Since 2020, the Hawaii-based Defense POW/MIA Accounting Agency contractor has worked with universities and other partners to develop archaeology plans and organize staffing to locate the more than 70,000 US servicemembers still listed as missing in action. Peixotto’s main focus is World War II.
She believes in the DPAA’s mission to try to find answers for families who’ve sought them for as many as eight decades. It’s also personal. Peixotto was a military kid; her father, Air Force lieutenant colonel Roland E. Peixotto Jr., was killed in the line of duty in a 1992 helicopter crash during a training exercise in Utah.
Even though Peixotto does not interact directly with families, “they’re always in the back of my mind. I think about that on a personal level, what it means to know what happened to your loved one,” she says. “[These soldiers] went off to serve with the best of intentions, and they didn’t come back.

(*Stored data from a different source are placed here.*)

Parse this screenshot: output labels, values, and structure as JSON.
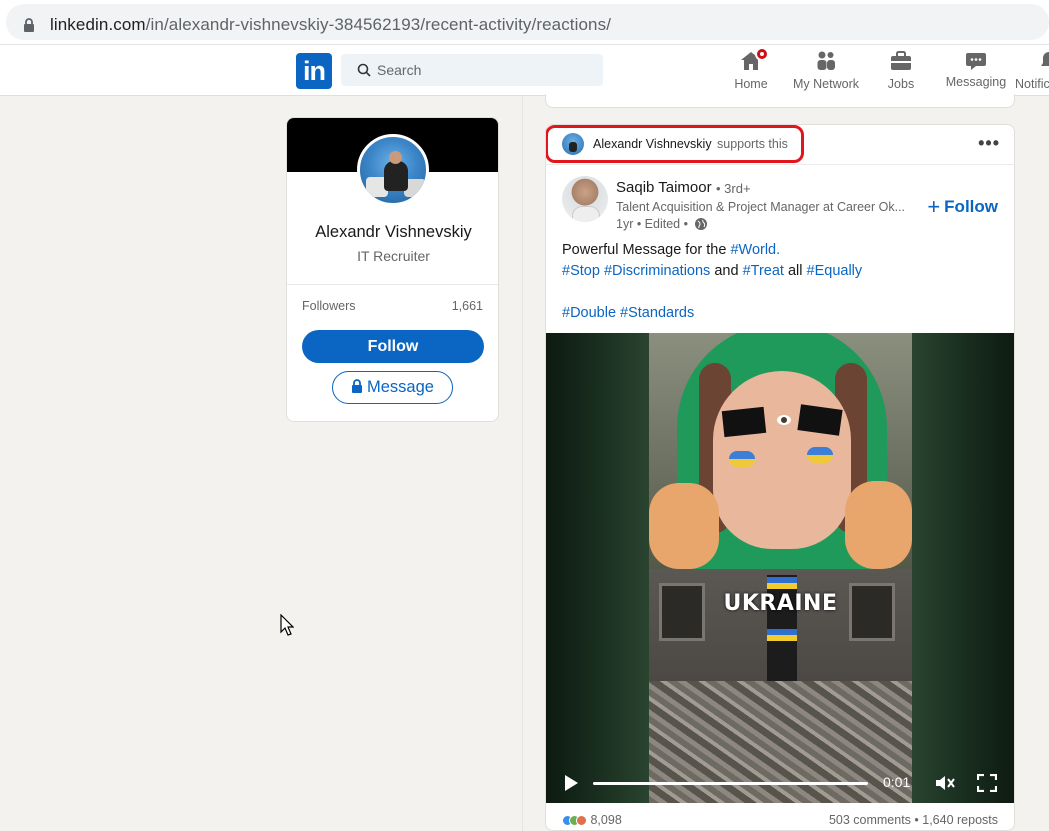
{
  "browser": {
    "url_host": "linkedin.com",
    "url_path": "/in/alexandr-vishnevskiy-384562193/recent-activity/reactions/"
  },
  "nav": {
    "logo": "in",
    "search_placeholder": "Search",
    "items": [
      {
        "label": "Home",
        "icon": "home-icon"
      },
      {
        "label": "My Network",
        "icon": "network-icon"
      },
      {
        "label": "Jobs",
        "icon": "briefcase-icon"
      },
      {
        "label": "Messaging",
        "icon": "messaging-icon"
      },
      {
        "label": "Notific",
        "icon": "bell-icon"
      }
    ]
  },
  "profile_card": {
    "name": "Alexandr Vishnevskiy",
    "title": "IT Recruiter",
    "followers_label": "Followers",
    "followers_count": "1,661",
    "follow_label": "Follow",
    "message_label": "Message"
  },
  "post": {
    "supporter_name": "Alexandr Vishnevskiy",
    "supporter_action": "supports this",
    "author": {
      "name": "Saqib Taimoor",
      "degree": "• 3rd+",
      "headline": "Talent Acquisition & Project Manager at Career Ok...",
      "meta": "1yr • Edited •"
    },
    "follow_label": "Follow",
    "text_line1_plain": "Powerful Message for the ",
    "text_line1_tag": "#World.",
    "tag_stop": "#Stop",
    "tag_discriminations": "#Discriminations",
    "word_and": "and",
    "tag_treat": "#Treat",
    "word_all": "all",
    "tag_equally": "#Equally",
    "tag_double": "#Double",
    "tag_standards": "#Standards",
    "video": {
      "overlay_text": "UKRAINE",
      "time": "0:01",
      "progress": 0.02
    },
    "reaction_count": "8,098",
    "comments": "503 comments",
    "reposts": "1,640 reposts",
    "stats_separator": " • "
  },
  "colors": {
    "brand": "#0a66c2",
    "highlight": "#e0161c"
  }
}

Their sister or child or grandchild has no idea what happened to them, and so some closure can be meaningful for families and add to the layers of stories that they’re able to pass down.”
A decade in archaeology has kept Peixotto challenged—to solve problems in the dirt, lab, or office, and to find, verify, and amplify stories that might otherwise go untold.

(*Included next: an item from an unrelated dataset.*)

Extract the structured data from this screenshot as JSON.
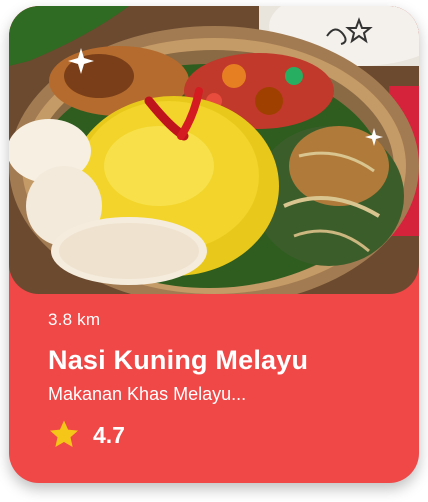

She occasionally wonders, too, how our story will read in 200 years, from the masks and medical waste that will leave an archaeological signature to the layers that will follow.
“It’s interesting to me what the future will make of all that,” she says.
If we’re lucky, another Peixotto will reach in deep, upside down and around a corner, to begin to piece together the meaning of our chaos.
Dismal Swamp, Remarkable Story
Two hundred square miles of forested wetlands between Norfolk, Virginia, and Elizabeth City, North Carolina, are home to ticks, snakes, 200 species of mammals (not all friendly), vines, sinkholes, and as Sayers, Peixotto, and other AU researchers have discovered, a tradition of defiance and community.
Sayers launched the Great Dismal Swamp Landscape Study as a doctoral student at William and Mary in 2003. As he began putting his 22-inch machete and trowel to work in the swamp’s interior, he unearthed islands and evidence of habitation beneath the surface: stone tools and weapons, ceramic pipes and vessels, and markings suggesting raised log cabins and firepits. The harsh landscape was once a refuge for Indigenous people fleeing colonization in the early 1600s and Africans and African Americans escaping slavery from the late 1600s to the Civil War.
The Great Dismal Swamp hosted five AU summer field schools, spawning expansive research. Sayers’s 2008 dissertation became the 2014 book A Desolate Place for a Defiant People. In 2013, Peixotto analyzed glass in the artifact collection to understand its age. For her 2017 dissertation, she discovered new islands to the northwest of the original dig site. Years of analyzing the swamp connected Peixotto to a powerful narrative of “people living under the absolute worst circumstances, being enslaved, finding a way to wrench themselves from that and creating their own communities,” she says. “It’s a story filled with resilience that more people need to know about.”
After 10 years, Sayers reached a “plateau,” and hasn’t returned to dig since 2014. He can likely be lured back with the right research question or another “damn good reason,” but he won’t commit one of the great sins of archaeology: “excavating for the sake of excavating.” Sayers, colleagues, and students collected thousands of artifacts, and with them, clues about people he reveres. “Now the question is, is one lifetime enough to analyze what we’ve found in ways that do it justice?”